W&M School of Education receives $5.6M gift from an alumnus
William & Mary’s School of Education has received a $5.6 million commitment, the largest gift from an alumnus in the school’s history, to support the study of teaching, teacher preparation and special education. The donor, who asked to remain anonymous, hopes the philanthropic commitment will inspire others to support the School of Education.
“It’s pretty simple: Without properly trained teachers, our country would not have an educated population. Teachers are critical if we want a strong and vibrant society,” said the donor. "I believe the School of Education is essential because it prepares teachers to make a difference in the lives of children both in and out of the classroom.”
William & Mary President Taylor Reveley echoed the donor’s sentiments. “Teachers in K-12 have a profound effect on their students, for good or ill. It is critical for the welfare of the kids and the country that the impact be one that helps and indeed inspires young people to realize their potential as citizens and participants in the economy,” said Reveley. “A gift of this size to the School of Education will make a very significant difference for the better. We are enormously grateful.”

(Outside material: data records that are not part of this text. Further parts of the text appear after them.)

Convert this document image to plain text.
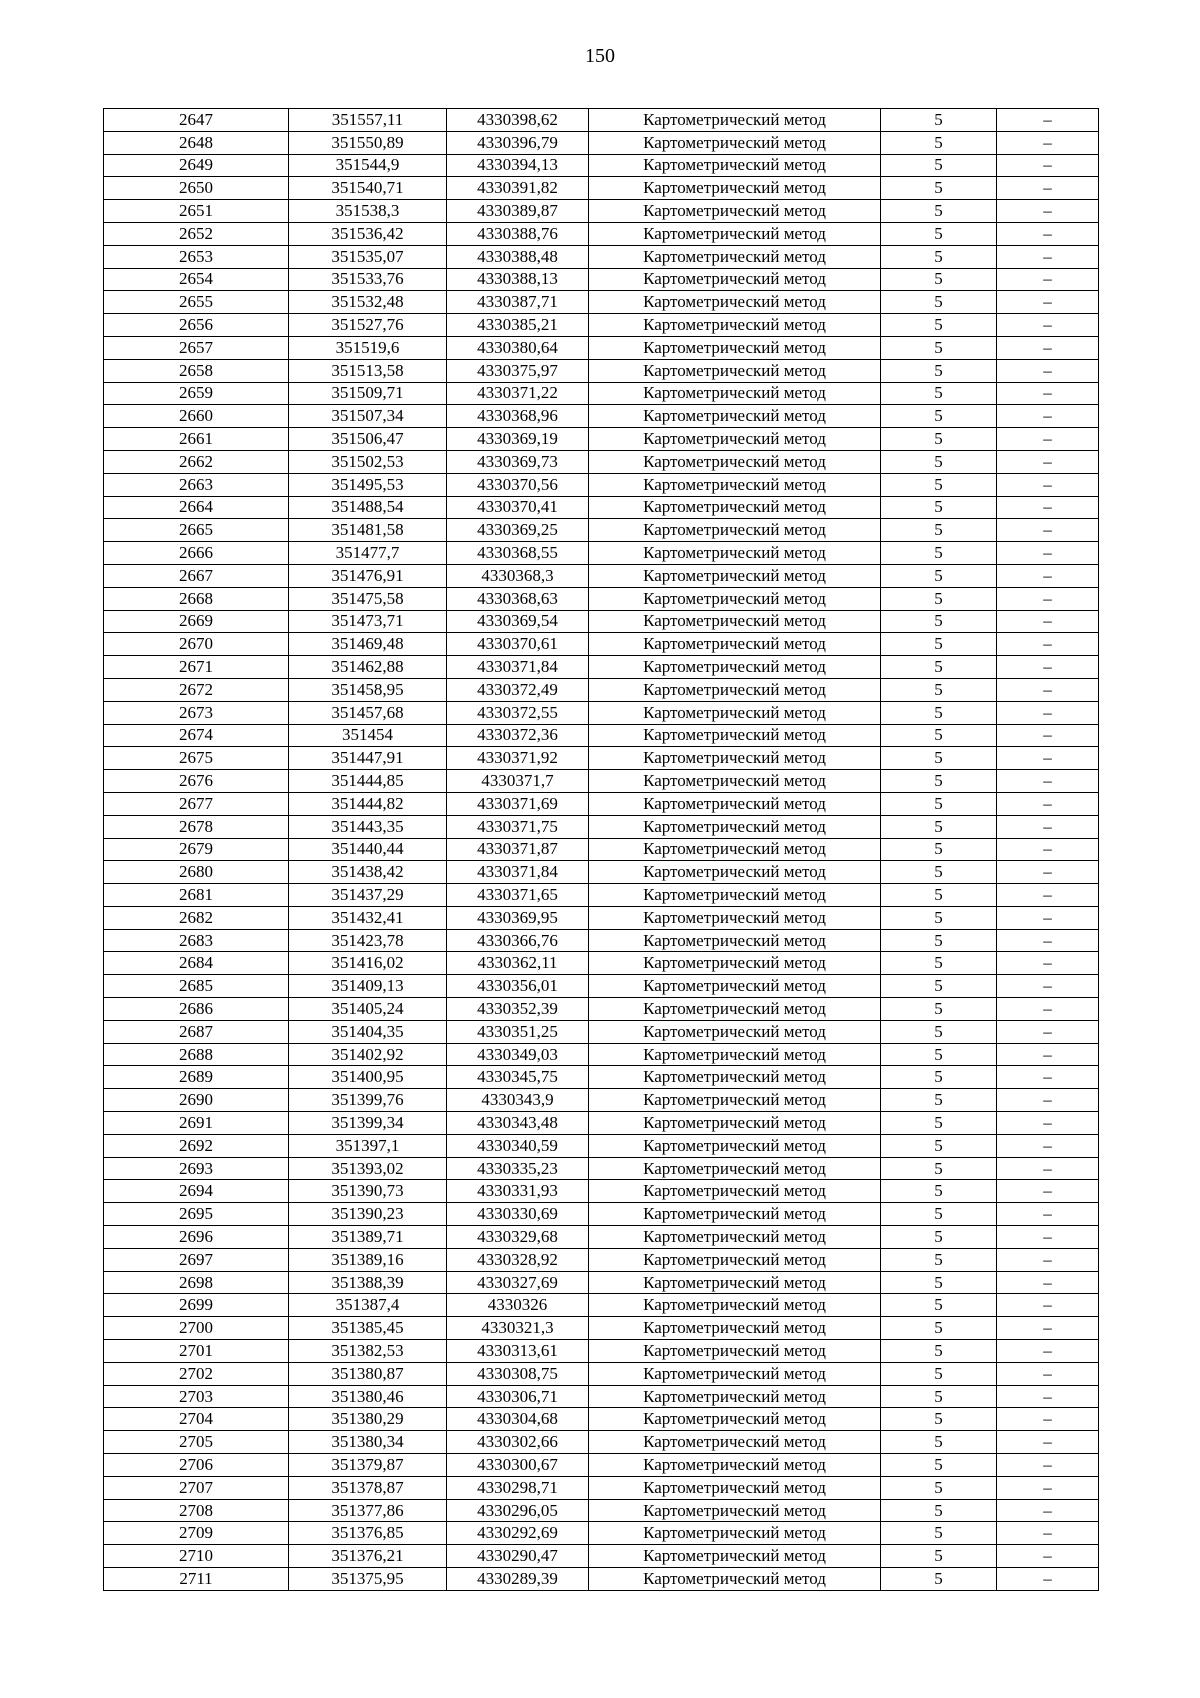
150
2647	351557,11	4330398,62	Картометрический метод	5	–
2648	351550,89	4330396,79	Картометрический метод	5	–
2649	351544,9	4330394,13	Картометрический метод	5	–
2650	351540,71	4330391,82	Картометрический метод	5	–
2651	351538,3	4330389,87	Картометрический метод	5	–
2652	351536,42	4330388,76	Картометрический метод	5	–
2653	351535,07	4330388,48	Картометрический метод	5	–
2654	351533,76	4330388,13	Картометрический метод	5	–
2655	351532,48	4330387,71	Картометрический метод	5	–
2656	351527,76	4330385,21	Картометрический метод	5	–
2657	351519,6	4330380,64	Картометрический метод	5	–
2658	351513,58	4330375,97	Картометрический метод	5	–
2659	351509,71	4330371,22	Картометрический метод	5	–
2660	351507,34	4330368,96	Картометрический метод	5	–
2661	351506,47	4330369,19	Картометрический метод	5	–
2662	351502,53	4330369,73	Картометрический метод	5	–
2663	351495,53	4330370,56	Картометрический метод	5	–
2664	351488,54	4330370,41	Картометрический метод	5	–
2665	351481,58	4330369,25	Картометрический метод	5	–
2666	351477,7	4330368,55	Картометрический метод	5	–
2667	351476,91	4330368,3	Картометрический метод	5	–
2668	351475,58	4330368,63	Картометрический метод	5	–
2669	351473,71	4330369,54	Картометрический метод	5	–
2670	351469,48	4330370,61	Картометрический метод	5	–
2671	351462,88	4330371,84	Картометрический метод	5	–
2672	351458,95	4330372,49	Картометрический метод	5	–
2673	351457,68	4330372,55	Картометрический метод	5	–
2674	351454	4330372,36	Картометрический метод	5	–
2675	351447,91	4330371,92	Картометрический метод	5	–
2676	351444,85	4330371,7	Картометрический метод	5	–
2677	351444,82	4330371,69	Картометрический метод	5	–
2678	351443,35	4330371,75	Картометрический метод	5	–
2679	351440,44	4330371,87	Картометрический метод	5	–
2680	351438,42	4330371,84	Картометрический метод	5	–
2681	351437,29	4330371,65	Картометрический метод	5	–
2682	351432,41	4330369,95	Картометрический метод	5	–
2683	351423,78	4330366,76	Картометрический метод	5	–
2684	351416,02	4330362,11	Картометрический метод	5	–
2685	351409,13	4330356,01	Картометрический метод	5	–
2686	351405,24	4330352,39	Картометрический метод	5	–
2687	351404,35	4330351,25	Картометрический метод	5	–
2688	351402,92	4330349,03	Картометрический метод	5	–
2689	351400,95	4330345,75	Картометрический метод	5	–
2690	351399,76	4330343,9	Картометрический метод	5	–
2691	351399,34	4330343,48	Картометрический метод	5	–
2692	351397,1	4330340,59	Картометрический метод	5	–
2693	351393,02	4330335,23	Картометрический метод	5	–
2694	351390,73	4330331,93	Картометрический метод	5	–
2695	351390,23	4330330,69	Картометрический метод	5	–
2696	351389,71	4330329,68	Картометрический метод	5	–
2697	351389,16	4330328,92	Картометрический метод	5	–
2698	351388,39	4330327,69	Картометрический метод	5	–
2699	351387,4	4330326	Картометрический метод	5	–
2700	351385,45	4330321,3	Картометрический метод	5	–
2701	351382,53	4330313,61	Картометрический метод	5	–
2702	351380,87	4330308,75	Картометрический метод	5	–
2703	351380,46	4330306,71	Картометрический метод	5	–
2704	351380,29	4330304,68	Картометрический метод	5	–
2705	351380,34	4330302,66	Картометрический метод	5	–
2706	351379,87	4330300,67	Картометрический метод	5	–
2707	351378,87	4330298,71	Картометрический метод	5	–
2708	351377,86	4330296,05	Картометрический метод	5	–
2709	351376,85	4330292,69	Картометрический метод	5	–
2710	351376,21	4330290,47	Картометрический метод	5	–
2711	351375,95	4330289,39	Картометрический метод	5	–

Since its inception, William & Mary’s School of Education has demonstrated a strong commitment to transforming students, schools and communities through professional preparation, collaborative partnerships and the application of research to practice.
“The establishment of initiatives such as the Clinical Faculty Program, the Center for Gifted Education and TeachLivE™ are just a few examples of how the school is a vanguard in offering innovative and collaborative learning opportunities and environments for its students,” said Spencer Niles, dean of the School of Education. Programs such as TeachLivE™ prepare students for real-world challenges by offering a mixed-reality simulation lab that allows pre- and in-service teachers to get experience in front of a classroom without the pressures that come with being in front of a live group of students.
“Bold and inventive thinking are at the heart of our work at the School of Education,” Niles said. “Through participatory teaching, scholarship and community engagement, we are positioned to effectively solve complex educational problems around the world.”
“Investments in the School of Education can help us continue to be a leader in nurturing students who have the assets, fortitude and talent to be at the very forefront of transforming young lives,” added Niles.
William & Mary’s School of Education has consistently been ranked in the top 50 best graduate schools by U.S. News & World Report. The school is highly rated by school-system superintendents and academic peers. Superintendents nationwide gave the school’s teacher preparation program a rating of 4.1 out of five overall, based on the quality of graduates hired by the school system.
What’s more, among graduates of all Virginia colleges and universities, graduates of William & Mary teacher education programs consistently maintain the highest scores on all sections of the Praxis series, which are a series of tests required for teachers to receive certification by the Virginia State Board of Education.
Emphasizing the importance of private support for William & Mary, the alumnus stressed, “If you are successful in life, you are successful for a lot of reasons and one of them is likely the education you received before and during college. I can think of no better reason to give back to the very institution that prepared you to move ahead in life.”